Crítica | Dois Papas

doispapasposter.jpg

Nada sobre religião é fácil.

Ter, falar, entender e representar a Fé pode ser um dos temas mais longos da história da arte, apesar de reducionismos e visões preconceituosas que eventualmente são tentadas, poucas vezes um filme sobre religião foi capaz de apresentar uma compreensão sólida do credo como “Dois Papas”.

Apesar disso, é um filme pouquíssimo contraditório que relativiza crimes cometidos por uma instituição presente no mundo há séculos sem nenhum confronto maior ou relevante. Sua história é basicamente como se deu o início e o fim do papado do Papa Bento XVI (Anthony Hopkins), com a maior parte da sua narrativa voltada para os últimos dias, em que passou reunido com seu sucessor Francisco I (Jonathan Pryce). O que está em cena é a disputa por modelos de Igreja para o futuro, as diferenças de vida e de visões dos dois pontífices. A direção de Fernando Meirelles tenta trazer ares documentais para a obra como se dela fosse sair uma síntese ou alguma reflexão nova sobre a Igreja e seus rumos, o que não acontece, mas ainda assim, é um bom percurso sobre visões religiosas que sempre estão em debate.

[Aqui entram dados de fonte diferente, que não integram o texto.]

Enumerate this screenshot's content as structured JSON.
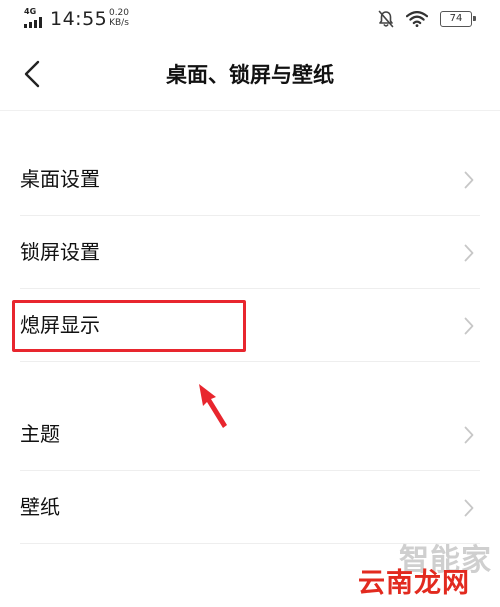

O filme inicia no conclave que elegeu o conservador Ratzinger para a sucessão de João Paulo II, logo ali já se demonstra as maiores inconsistências e também as forças que o filme passa nas duas horas em tela. Claro que talvez exigiria um trabalho mais afiado para traduzir 1500 anos de política na Igreja em algumas falas, mas o que mais cansa e enfraquece é o excesso de exposição feitas pelos personagens o tempo todo. O prólogo termina com a eleição de Bento XVI, representando a vitória do lado conservador da Igreja Católica. Fernando Meirelles optou bem por misturar a representação dirigida por ele com imagens documentais do momento da escolha, por exemplo a praça da Santa Sé lotada de pessoas esperando pela fumaça, representando o poder e a importância que a Igreja ainda tem no mundo. Recupera também entrevistas feitas à época, nas ruas com pessoas dando sua opinião sobre o novo papa, que levantam alguns dos questionamentos que marcaram seu breve papado. Sua visão retrógrada sobre divórcio, seu envolvimento com o nazismo, entre outras questões polêmicas.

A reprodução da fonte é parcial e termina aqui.